Um ponto “frágil” da proposta, diz Pires, é que a fiscalização do acordo fica a cargo do Tribunal de Contas dos Estados. “O histórico que temos com isso não é bom.” O texto do PLP, aponta, permite entender que o Ministério da Fazenda vai receber os relatórios para dar publicidade. “Mas tem muito pouco poder de fazer algum tipo de gestão, caso haja algum descumprimento.”

Com a redução dos encargos da dívida, destaca Samuel Pessôa, pesquisador do FGV Ibre, a conta fica toda com a União. “Para quem não está pagando a dívida, é melhor continuar não pagando do que entrar nessa negociação.” O efetivo interesse de todos os governos estaduais para a adesão ao acordo, avalia, depende do STF.

Para Pires, a entrada do STF nos últimos anos na discussão sobre dívidas entre Estados e União “fragilizou muito” a posição do governo federal para negociação. Qualquer acordo novo, defende, tem que pressupor algum tipo de validação do STF. “Sem isso, ficará muito difícil ter uma relação federativa mais longeva. É preciso que o STF acompanhe isso e, de certa forma, participe de alguma forma do acordo. O caso de Minas Gerais é muito emblemático. O STF deu a liminar pra Minas no começo de agosto. Dez dias depois Minas Gerais estava renovando vários benefícios fiscais. É óbvio que uma solução racional pra isso é eventualmente dar a liminar, mas com algum tipo de amarra para não incorrer nesse tipo de situação.”

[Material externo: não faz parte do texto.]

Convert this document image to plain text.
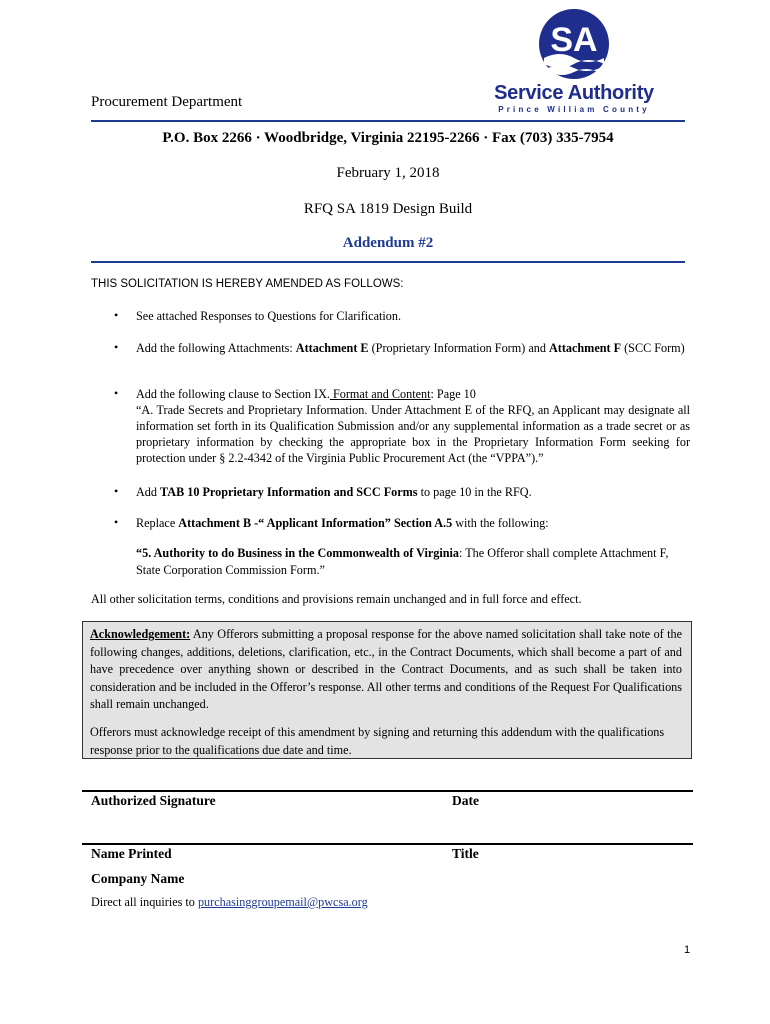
Procurement Department
SA
Service Authority
Prince William County
P.O. Box 2266 · Woodbridge, Virginia 22195-2266 · Fax (703) 335-7954
February 1, 2018
RFQ SA 1819 Design Build
Addendum #2
THIS SOLICITATION IS HEREBY AMENDED AS FOLLOWS:
• See attached Responses to Questions for Clarification.
• Add the following Attachments: Attachment E (Proprietary Information Form) and Attachment F (SCC Form)
• Add the following clause to Section IX. Format and Content: Page 10
“A. Trade Secrets and Proprietary Information. Under Attachment E of the RFQ, an Applicant may designate all information set forth in its Qualification Submission and/or any supplemental information as a trade secret or as proprietary information by checking the appropriate box in the Proprietary Information Form seeking for protection under § 2.2-4342 of the Virginia Public Procurement Act (the “VPPA”).”
• Add TAB 10 Proprietary Information and SCC Forms to page 10 in the RFQ.
• Replace Attachment B -“ Applicant Information” Section A.5 with the following:
“5. Authority to do Business in the Commonwealth of Virginia: The Offeror shall complete Attachment F, State Corporation Commission Form.”
All other solicitation terms, conditions and provisions remain unchanged and in full force and effect.
Acknowledgement: Any Offerors submitting a proposal response for the above named solicitation shall take note of the following changes, additions, deletions, clarification, etc., in the Contract Documents, which shall become a part of and have precedence over anything shown or described in the Contract Documents, and as such shall be taken into consideration and be included in the Offeror’s response. All other terms and conditions of the Request For Qualifications shall remain unchanged.
Offerors must acknowledge receipt of this amendment by signing and returning this addendum with the qualifications response prior to the qualifications due date and time.
Authorized Signature	Date
Name Printed	Title
Company Name
Direct all inquiries to purchasinggroupemail@pwcsa.org
1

Bráulio Borges, economista da LCA Consultores e pesquisador do FGV Ibre, chama a atenção para o contexto de fragilidade da responsabilidade fiscal tanto no âmbito da União quanto no dos governos regionais. Reflexo disso, diz ele, é o projeto de lei em tramitação no Senado que flexibiliza a contabilização da despesas de pessoal. “Foi aprovado pela Câmara dos Deputados e ainda precisa ser discutido no Senado. Mas é uma tentativa de flexibilizar de novo a Lei de Responsabilidade Fiscal para permitir mais gastos nos governos regionais.”